For the Egyptians, there was no more potent protection than the image of the scarab, otherwise known as the dung beetle. They believed it was a male-only species that reproduced itself by depositing its seed in dung, which its babies then fed upon.
By turning waste to life, the scarab symbolized the god Khepri of the rising sun — “he who has come into being from nothing” — and hence both transformation and resurrection. So wondrous were the powers of the scarab that it became a popular part of amulet jewelry throughout the ancient Mediterranean, as is demonstrated by this Greek signet ring (above), crafted circa 500 B.C.
And the dung beetle continues to fascinate designers as a symbol even into our present day, with none other than John Galliano creating an Egyptian Revival necklace for Christian Dior’s Spring/Summer 2004 collection. In the center of the piece is an orange Lucite scarab.
Another captivating amulet motif among the Egyptians was the Wadjet, the eyeball of an ancient snake goddess, who protected the pharaoh, the land and all who wore her from the evil eye. It must be said that almost all ancient peoples believed that there were those among them who possessed the supernatural ability to cause harm through a malevolent gaze.
Another desert tribe, the Hebrews, had a very different concept of the amulet. A people of the book, forbidden from using graven images, they created theirs from texts and names and symbols. And so their amulets include the symbol Chai meaning “life” or Yah, one of the names of God, inscribed on a piece of parchment or silver as a pendant.
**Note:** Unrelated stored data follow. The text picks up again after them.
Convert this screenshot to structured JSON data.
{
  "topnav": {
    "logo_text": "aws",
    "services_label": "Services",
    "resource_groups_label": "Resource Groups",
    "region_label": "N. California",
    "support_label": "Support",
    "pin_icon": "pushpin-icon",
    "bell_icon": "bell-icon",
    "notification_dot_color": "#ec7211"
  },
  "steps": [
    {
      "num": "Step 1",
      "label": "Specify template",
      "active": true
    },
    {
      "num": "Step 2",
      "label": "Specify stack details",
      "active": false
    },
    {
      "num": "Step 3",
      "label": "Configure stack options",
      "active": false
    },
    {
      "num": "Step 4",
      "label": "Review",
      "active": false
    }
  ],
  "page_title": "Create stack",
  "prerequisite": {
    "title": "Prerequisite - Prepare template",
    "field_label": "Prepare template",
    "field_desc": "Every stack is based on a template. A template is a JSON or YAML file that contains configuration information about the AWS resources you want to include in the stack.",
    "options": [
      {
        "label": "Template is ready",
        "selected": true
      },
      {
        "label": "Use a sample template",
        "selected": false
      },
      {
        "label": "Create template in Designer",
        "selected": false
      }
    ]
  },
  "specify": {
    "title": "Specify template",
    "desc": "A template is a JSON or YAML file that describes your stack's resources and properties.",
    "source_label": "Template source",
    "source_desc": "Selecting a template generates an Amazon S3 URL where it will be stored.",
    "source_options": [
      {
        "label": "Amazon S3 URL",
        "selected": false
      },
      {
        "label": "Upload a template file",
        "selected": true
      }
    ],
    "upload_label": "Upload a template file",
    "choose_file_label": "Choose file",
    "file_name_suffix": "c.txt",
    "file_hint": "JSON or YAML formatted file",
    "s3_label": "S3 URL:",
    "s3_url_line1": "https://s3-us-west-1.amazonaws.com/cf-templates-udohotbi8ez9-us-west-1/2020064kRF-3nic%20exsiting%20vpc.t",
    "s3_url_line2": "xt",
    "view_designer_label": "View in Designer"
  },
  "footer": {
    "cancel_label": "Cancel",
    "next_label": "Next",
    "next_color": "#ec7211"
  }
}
As for symbols, there is none more sacred or shielding in the Judaic faith than the two intersecting triangles deriving from the Shield of David, but today known as the Star of David. Once considered a rustic charm, it has evolved into one that can be both luxurious and fashionable.
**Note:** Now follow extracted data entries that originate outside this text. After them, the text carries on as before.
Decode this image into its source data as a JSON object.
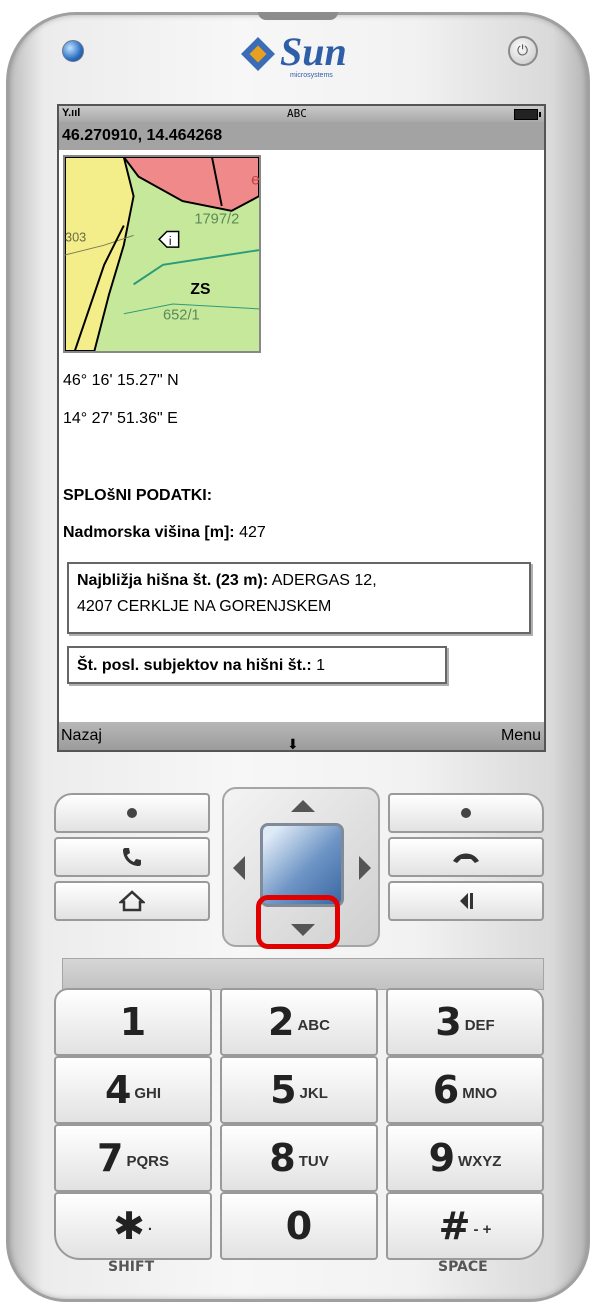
{
  "status": {
    "signal": "Y.ııl",
    "input_mode": "ABC"
  },
  "coordinates_header": "46.270910, 14.464268",
  "map": {
    "labels": [
      "1797/2",
      "652/1",
      "ZS",
      "303",
      "e"
    ],
    "info_marker": "i"
  },
  "latitude_dms": "46° 16' 15.27\" N",
  "longitude_dms": "14° 27' 51.36\" E",
  "section_heading": "SPLOšNI PODATKI:",
  "altitude": {
    "label": "Nadmorska višina [m]:",
    "value": "427"
  },
  "nearest_house": {
    "label": "Najbližja hišna št. (23 m):",
    "value_line1": "ADERGAS 12,",
    "value_line2": "4207 CERKLJE NA GORENJSKEM"
  },
  "subjects": {
    "label": "Št. posl. subjektov na hišni št.:",
    "value": "1"
  },
  "softkeys": {
    "left": "Nazaj",
    "right": "Menu",
    "center": "⬇"
  },
  "keypad": [
    {
      "n": "1",
      "l": ""
    },
    {
      "n": "2",
      "l": "ABC"
    },
    {
      "n": "3",
      "l": "DEF"
    },
    {
      "n": "4",
      "l": "GHI"
    },
    {
      "n": "5",
      "l": "JKL"
    },
    {
      "n": "6",
      "l": "MNO"
    },
    {
      "n": "7",
      "l": "PQRS"
    },
    {
      "n": "8",
      "l": "TUV"
    },
    {
      "n": "9",
      "l": "WXYZ"
    },
    {
      "n": "✱",
      "l": "·"
    },
    {
      "n": "0",
      "l": ""
    },
    {
      "n": "#",
      "l": "- +"
    }
  ],
  "bottom_labels": {
    "left": "SHIFT",
    "right": "SPACE"
  },
  "logo": {
    "word": "Sun",
    "sub": "microsystems"
  },
  "colors": {
    "highlight": "#e00000",
    "statusbar": "#a3a3a3",
    "map_green": "#c6e89a",
    "map_yellow": "#f4ee8a",
    "map_red": "#f08a8a"
  }
}
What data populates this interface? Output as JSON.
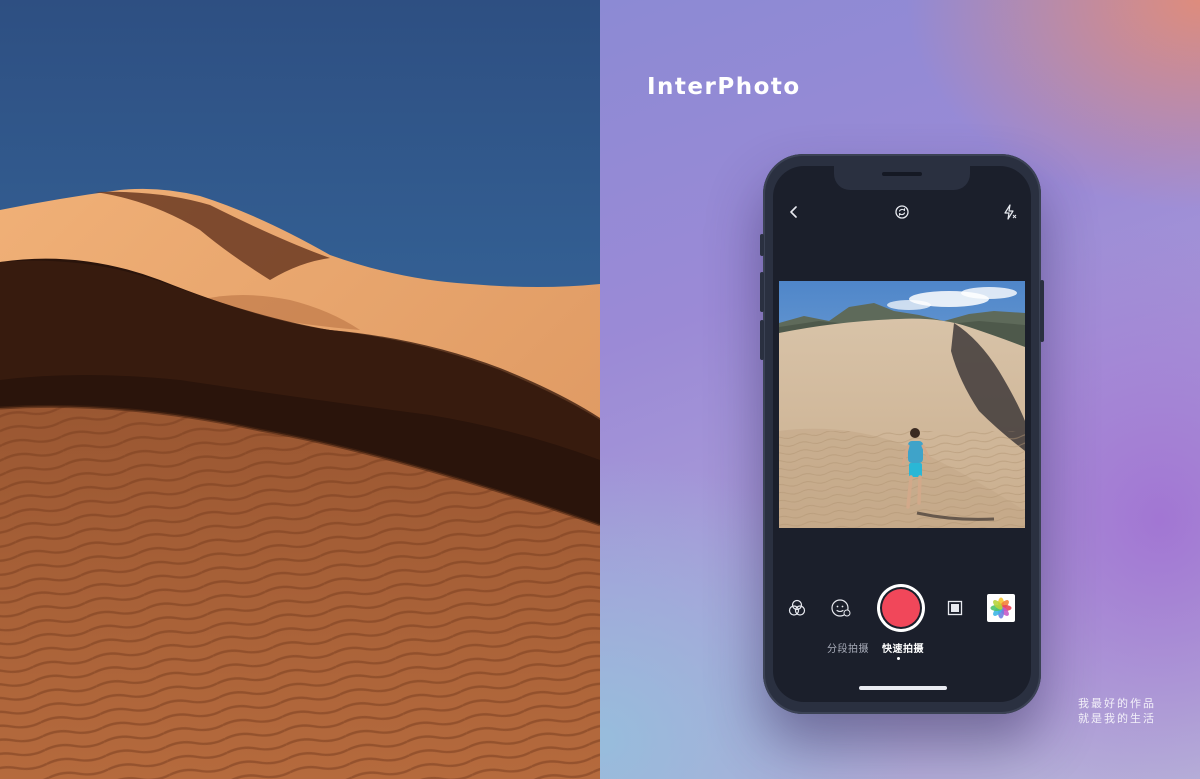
{
  "brand": {
    "title": "InterPhoto"
  },
  "slogan": {
    "line1": "我最好的作品",
    "line2": "就是我的生活"
  },
  "camera": {
    "top_bar": {
      "back_icon": "chevron-left-icon",
      "switch_icon": "camera-switch-icon",
      "flash_icon": "flash-off-icon"
    },
    "controls": {
      "filter_icon": "filter-circles-icon",
      "beauty_icon": "face-beauty-icon",
      "shutter_icon": "record-button",
      "ratio_icon": "square-ratio-icon",
      "gallery_icon": "photos-gallery-icon"
    },
    "modes": [
      {
        "label": "分段拍摄",
        "active": false
      },
      {
        "label": "快速拍摄",
        "active": true
      }
    ]
  },
  "colors": {
    "shutter": "#f1475a",
    "phone_body": "#2a3040",
    "screen": "#1b1f2b"
  }
}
Triangles have protective powers for many peoples of the Middle and Near East. Much more than decorative, this geometry prevalent in Berber and Turkic rugs is meant to be protective. Rugs are considered to be amulets in their own right, generating a defensive field within the home to ward off unseen evil.
The Jews and Muslims share another talismanic symbol: a representation of a woman’s hand, known variously as the Hand of Miriam (the sister of Moses) or Fatima (the daughter of the prophet Mohammed). Among the Berber tribes it is called the Hamsa.
Whatever its name, it guards specifically against the evil eye. So “eye-catching” is the imagery that contemporary jewelers still draw upon the Hamsa when going after a boho look.
Italians to this day, especially in the south, remain wary of the evil eye, known in that country as the malocchio. Amulets to shield against it remain not only popular, but distinctly on trend.
Speaking of the Mediterranean region, the early Christians employed the crucifix not only as a symbol of faith but also protection. This 19th-century Russian version depicts Jesus rising above a skull and bones to emphasize his transfiguration.
In India, many amulets combine the symbolism of its two most prevalent faith: Hinduism and Islam. This piece of amulet jewelry, a pendant known as a Haldili, with its stylized representation of the flowering Tree of Life, represents the divine vital force both and is worn to protect the heart from grief and palpitations.
Perhaps some of the most intriguing amulets are those created by the Hmong of Southeast Asia, who believe that each individual has multiple souls that must be retained with the body if an individual is to have a healthy and prosperous life.
If a Hmong becomes ill, a shaman must perform a ceremony to retrieve her errant soul and once recovered, she must wear a “spirit lock” to ensure it doesn’t again escape. Over the course of a life, some Hmong end up wearing up to six of these magical locks. This striking silver collar features three of them.
Like primeval man, the jeweler Temple St. Clair believes that any adornment can be a power object, so long that it has special meaning to us. She should know. St. Clair began her storied design career — she’s the first contemporary woman jeweler to have her work included in the jewelry collection of the Louvre — by conceiving modern-day amulet jewelry.
A scholar of the Italian Renaissance before she turned her creative talents to precious adornments, St. Clair imbued her collection of rock-crystal orb pendants with the imagery and sensibilities of the Renaissance. The pieces, which have a modern sensibility while recalling an era when alchemy prevailed as the reigning science, are at once timeless and captivating.